To Create Your Own Destiny: Sharad Jones

October 7, 2022

Sharad Jones was in first grade and barely able to read when he stumbled across a book on the life cycle of stars in the school library.  Poring over the pages, he learned that over a period of about 4 billion years, the sun would eventually expand to a red giant and consume the earth.  He had to know more. 
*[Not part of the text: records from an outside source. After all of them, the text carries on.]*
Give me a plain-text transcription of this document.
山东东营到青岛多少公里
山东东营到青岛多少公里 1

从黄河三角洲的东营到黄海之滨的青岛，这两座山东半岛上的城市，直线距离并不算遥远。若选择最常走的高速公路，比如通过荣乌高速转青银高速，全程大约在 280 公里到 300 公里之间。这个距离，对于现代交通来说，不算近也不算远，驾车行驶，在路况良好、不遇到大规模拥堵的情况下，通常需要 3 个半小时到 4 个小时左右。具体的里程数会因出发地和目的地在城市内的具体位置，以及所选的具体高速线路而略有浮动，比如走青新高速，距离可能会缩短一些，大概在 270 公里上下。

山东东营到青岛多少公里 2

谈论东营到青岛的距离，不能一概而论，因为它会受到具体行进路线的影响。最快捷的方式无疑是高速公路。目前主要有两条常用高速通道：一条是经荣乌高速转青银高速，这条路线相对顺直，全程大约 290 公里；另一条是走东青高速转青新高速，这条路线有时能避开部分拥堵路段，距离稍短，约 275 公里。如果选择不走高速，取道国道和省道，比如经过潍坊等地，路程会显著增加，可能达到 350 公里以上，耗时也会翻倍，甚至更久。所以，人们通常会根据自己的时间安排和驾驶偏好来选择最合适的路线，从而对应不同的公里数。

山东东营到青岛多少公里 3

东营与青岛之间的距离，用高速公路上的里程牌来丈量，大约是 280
Science books were his main source of entertainment growing up in Dallas, Texas.  Jones excelled at math and especially loved physics in high school. During trips to the Johnson Space Center, McDonald Observatory, and Kitt Peak Observatory he saw Saturn V rockets and Hubble telescope imagery that filled his mind with thoughts of space exploration.  He determined to study astronomy. 

Sharad Jones
Sharad Jones

Jones discovered the answer to his childhood question many years later while at Rice University—that the life cycle of a star is shaped by the balance between gravity pulling particles inward, and the fusion of those particles releasing energy that explodes the structure of the star outward.  His area of study focused on the moment in a young star’s development immediately preceding fusion in its core—lots of gravity but no explosions yet—which is the only place anywhere in the universe where supersonic flows are found.  The study of supersonic outflows of young stars could have consumed his entire career.  However, Jones grew restless with the time series analysis that collected about one image every year of stars that were thousands of light years away.  Feeling stifled in a sliver of galaxy, he needed a broader array of problems to solve and wider frontiers to explore.
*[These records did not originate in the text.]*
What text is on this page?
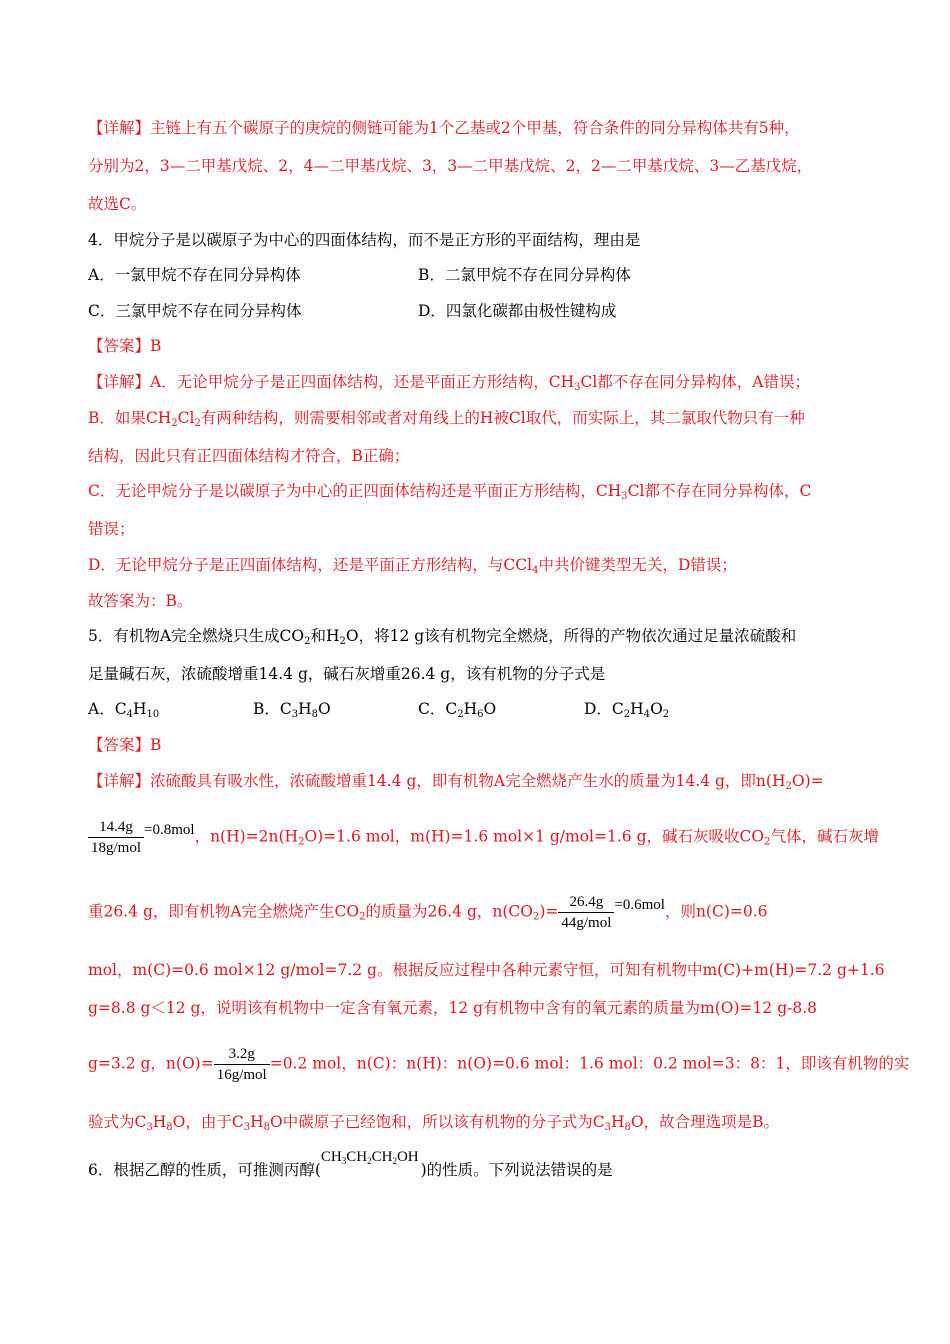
【详解】主链上有五个碳原子的庚烷的侧链可能为1个乙基或2个甲基，符合条件的同分异构体共有5种，
分别为2，3—二甲基戊烷、2，4—二甲基戊烷、3，3—二甲基戊烷、2，2—二甲基戊烷、3—乙基戊烷，
故选C。
4．甲烷分子是以碳原子为中心的四面体结构，而不是正方形的平面结构，理由是
A．一氯甲烷不存在同分异构体	B．二氯甲烷不存在同分异构体
C．三氯甲烷不存在同分异构体	D．四氯化碳都由极性键构成
【答案】B
【详解】A．无论甲烷分子是正四面体结构，还是平面正方形结构，$CH_3Cl$都不存在同分异构体，A错误；
B．如果$CH_2Cl_2$有两种结构，则需要相邻或者对角线上的H被Cl取代，而实际上，其二氯取代物只有一种
结构，因此只有正四面体结构才符合，B正确；
C．无论甲烷分子是以碳原子为中心的正四面体结构还是平面正方形结构，$CH_3Cl$都不存在同分异构体，C
错误；
D．无论甲烷分子是正四面体结构，还是平面正方形结构，与CCl$_4$中共价键类型无关，D错误；
故答案为：B。
5．有机物A完全燃烧只生成$CO_2$和$H_2O$，将12 g该有机物完全燃烧，所得的产物依次通过足量浓硫酸和
足量碱石灰，浓硫酸增重14.4 g，碱石灰增重26.4 g，该有机物的分子式是
A．$C_4H_{10}$	B．$C_3H_8O$	C．$C_2H_6O$	D．$C_2H_4O_2$
【答案】B
【详解】浓硫酸具有吸水性，浓硫酸增重14.4 g，即有机物A完全燃烧产生水的质量为14.4 g，即$n(H_2O)=$
$\frac{14.4g}{\text{18g/mol}} =0.8mol$，$n(H)=2n(H_2O)=1.6$ mol，m(H)=1.6 mol×1 g/mol=1.6 g，碱石灰吸收$CO_2$气体，碱石灰增
重26.4 g，即有机物A完全燃烧产生$CO_2$的质量为26.4 g，$n(CO_2)= \frac{26.4g}{\text{44g/mol}} =0.6mol$，则n(C)=0.6
mol，m(C)=0.6 mol×12 g/mol=7.2 g。根据反应过程中各种元素守恒，可知有机物中m(C)+m(H)=7.2 g+1.6
g=8.8 g＜12 g，说明该有机物中一定含有氧元素，12 g有机物中含有的氧元素的质量为m(O)=12 g-8.8
g=3.2 g，$n(O)= \frac{3.2g}{\text{16g/mol}} =0.2$ mol，n(C)：n(H)：n(O)=0.6 mol：1.6 mol：0.2 mol=3：8：1，即该有机物的实
验式为$C_3H_8O$，由于$C_3H_8O$中碳原子已经饱和，所以该有机物的分子式为$C_3H_8O$，故合理选项是B。
6．根据乙醇的性质，可推测丙醇$(CH_3CH_2CH_2OH)$的性质。下列说法错误的是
He wanted more data, and faster.

After graduating in Astronomy, Jones took some time to consider what energized him.  He was drawn to new frontiers.  He traveled a bit and discovered his love for the American West, national parks, and landscape photography.  

He had a reputation as a car buff among his friends, who kept him busy on the side crunching used car data for great automobile finds.  He designed a car app to try to quantify his knowledge, and then pitched his app to Carvana, a new startup based in Phoenix, Arizona.  They offered him a job with their team of 30-40 employees, and within a few months he transitioned to a full-time data scientist role.  Working at Carvana during the IPO and hypergrowth phase was exciting, but after three years Jones wanted to expand his skill set.  He wanted more opportunities to solve interesting and meaningful problems.  

He applied to graduate school at USU in statistics, where he found his home in data science.  “From a personal growth perspective, this field is very gratifying.  When I went into industry at Carvana I didn’t even know this was a discipline.  Machine learning and data science in general opened the door for me to work on many different problems.  Almost every problem, task, project, and piece of research is based on data, and we’re developing techniques to analyze patterns in data.  This field opened doors to work on literally any type of project or concept I want to,” says Jones, whose recent projects have included satellite imagery analysis, children’s narratives, and audiology and neuroscience problems.

Jones received his PhD in Statistics from USU in 2021.  He is an assistant professor in the Department of Data Analytics and Information Systems at the Huntsman School where he is contemplating questions surrounding data representation. “We’ve gotten pretty good at the mathematical part.  Algorithms can solve almost any problem at this point.  The bigger question is the data—how can we make correct and equitable labels that are representative of what we’re actually trying to solve?” For this one-time astronomist, the sky of data science has no limits.